Para quienes disfrutan de las costas, hay un lugar cerca de Viedma que resulta necesario visitar. Con acceso al asentamiento de lobos marinos a unos 30 kilómetros, la belleza del balneario, el centro de interpretación y los famosos "piletones" naturales, es un destino ideal para toda la familia.

A unos 900 kilómetros aproximadamente de Comodoro Rivadavia se encuentra el balneario "La Lobería" en la provincia de Río Negro. Se llega desde Viedma dejando atrás la villa marítima El Cóndor y tras recorrer 30 kilómetros por la ruta pavimentada.
Esta playa está protegida por altos acantilados que ofrecen al visitante el privilegio de disfrutar de agradables jornadas sin la presencia de los característicos vientos patagónicos. A la misma se puede acceder por una escalinata, en tanto que para los perezosos o personas con problemas de movilidad, se cuenta con un carrito eléctrico que baja y sube.
Uno de los encantos del lugar se puede disfrutar durante la bajamar, cuando se descubren rocas que fueron erosionadas por el mar, formando "piletones" naturales que se convierten en un atractivo para toda la familia.
El balneario cuenta con los servicios básicos para una confortable estadía. Posee playa de estacionamiento, confitería, restaurante y teléfono semipúblico.

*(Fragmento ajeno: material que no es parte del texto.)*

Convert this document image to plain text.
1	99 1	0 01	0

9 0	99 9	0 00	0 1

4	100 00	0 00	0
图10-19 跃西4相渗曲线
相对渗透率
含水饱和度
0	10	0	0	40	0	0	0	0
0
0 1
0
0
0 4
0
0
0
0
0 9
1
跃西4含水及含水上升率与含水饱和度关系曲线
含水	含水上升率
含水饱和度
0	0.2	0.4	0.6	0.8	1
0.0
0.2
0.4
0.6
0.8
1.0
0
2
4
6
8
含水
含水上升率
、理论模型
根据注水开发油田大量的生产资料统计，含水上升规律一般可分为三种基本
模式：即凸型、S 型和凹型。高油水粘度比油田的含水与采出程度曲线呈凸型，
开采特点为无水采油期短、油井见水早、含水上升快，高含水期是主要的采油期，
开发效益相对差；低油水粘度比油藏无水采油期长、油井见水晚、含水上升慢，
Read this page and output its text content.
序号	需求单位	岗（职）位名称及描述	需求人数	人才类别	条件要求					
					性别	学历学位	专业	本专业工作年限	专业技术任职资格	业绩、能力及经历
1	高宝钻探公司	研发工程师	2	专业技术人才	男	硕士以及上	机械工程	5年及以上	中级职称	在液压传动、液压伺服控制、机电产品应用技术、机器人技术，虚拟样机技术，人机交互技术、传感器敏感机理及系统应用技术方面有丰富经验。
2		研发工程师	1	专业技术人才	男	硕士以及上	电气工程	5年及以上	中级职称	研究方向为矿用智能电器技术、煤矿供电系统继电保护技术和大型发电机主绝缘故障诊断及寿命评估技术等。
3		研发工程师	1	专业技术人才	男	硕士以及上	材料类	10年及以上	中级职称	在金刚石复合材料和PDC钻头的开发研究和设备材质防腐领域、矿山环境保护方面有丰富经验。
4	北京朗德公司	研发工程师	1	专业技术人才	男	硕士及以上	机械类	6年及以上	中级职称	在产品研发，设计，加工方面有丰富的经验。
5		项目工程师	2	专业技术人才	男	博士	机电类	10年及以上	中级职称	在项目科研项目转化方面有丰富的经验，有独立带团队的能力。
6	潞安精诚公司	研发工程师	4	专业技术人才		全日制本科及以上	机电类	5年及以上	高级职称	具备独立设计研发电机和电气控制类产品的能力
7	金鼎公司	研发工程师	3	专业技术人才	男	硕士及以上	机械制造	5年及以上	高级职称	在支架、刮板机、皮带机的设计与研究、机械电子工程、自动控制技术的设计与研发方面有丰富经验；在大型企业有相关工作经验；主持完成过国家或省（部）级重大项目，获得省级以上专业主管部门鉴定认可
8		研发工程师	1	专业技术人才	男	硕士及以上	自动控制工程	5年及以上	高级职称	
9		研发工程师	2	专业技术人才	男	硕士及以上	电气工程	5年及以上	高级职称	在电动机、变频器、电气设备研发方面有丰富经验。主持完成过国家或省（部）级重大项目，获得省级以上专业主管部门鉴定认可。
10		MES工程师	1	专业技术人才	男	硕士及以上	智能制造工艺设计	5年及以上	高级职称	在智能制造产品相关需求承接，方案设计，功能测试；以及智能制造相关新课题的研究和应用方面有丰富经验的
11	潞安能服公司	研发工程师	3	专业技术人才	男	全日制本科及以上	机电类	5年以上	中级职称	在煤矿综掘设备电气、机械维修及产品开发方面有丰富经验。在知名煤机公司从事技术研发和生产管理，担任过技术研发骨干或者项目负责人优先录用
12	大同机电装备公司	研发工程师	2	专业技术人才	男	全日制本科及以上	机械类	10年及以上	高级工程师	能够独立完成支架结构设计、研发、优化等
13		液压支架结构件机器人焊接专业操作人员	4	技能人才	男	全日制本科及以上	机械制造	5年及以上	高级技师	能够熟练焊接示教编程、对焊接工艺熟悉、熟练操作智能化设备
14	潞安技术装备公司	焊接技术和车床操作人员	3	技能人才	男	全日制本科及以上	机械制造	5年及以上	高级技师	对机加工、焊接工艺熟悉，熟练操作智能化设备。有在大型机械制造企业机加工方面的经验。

Caminando por la playa, hacia el sudoeste -donde el sol cae en el mar- a unos mil metros de distancia se arriba al sitio conocido como El Anfiteatro, donde el acantilado presenta la forma de un abanico gigante. Sus principales atracciones son la visita al mirador de los lobos y al centro de interpretación, el esparcimiento vacacional en el marco de sus extensas, apacibles y majestuosas playas, y la práctica de algunos deportes como el parapente o el surf.

RESERVA PROVINCIAL PUNTA BERMEJA
A 3 km. del balneario La Lobería, se encuentra el primer asentamiento de lobos marinos de un pelo de la Patagonia. Dicha reserva fue creada en 1971 con el objetivo principal de conservar el sector de costas en el que se ubica la colonia.
Sobre los acantilados hay pasarelas que funcionan como miradores desde donde es posible apreciar el comportamiento de los lobos marinos y de las aves costeras tales como la paloma antártica, cormoranes, gaviotas, gaviotines y loros barranqueros característicos de la región patagónica. En ocasiones también se pueden observar orcas, ballenas, delfines y elefantes marinos.
Posee un Centro de Interpretación Faunística donde es posible conocer mediante la explicación de los guardafaunas la vida de las principales especies que habitan la región.
Los lobos marinos, protagonistas centrales de este maravilloso espectáculo natural, se caracterizan por su importante tamaño; los machos adultos imponen su presencia con oscuras melenas, tres metros de largo y 350 kilos de peso; mientras las hembras, que rondan los dos metros y se envuelven con su pelaje más claro, alcanzan los 150 kilogramos.
La época de parición es entre fines de noviembre y febrero, una semana después de alumbrar su única cría las hembras vuelven a aparearse y durante los once meses siguientes estarán gestando un nuevo cachorro que al nacer tendrá 85 centímetros de largo y 12 kilos de pesos.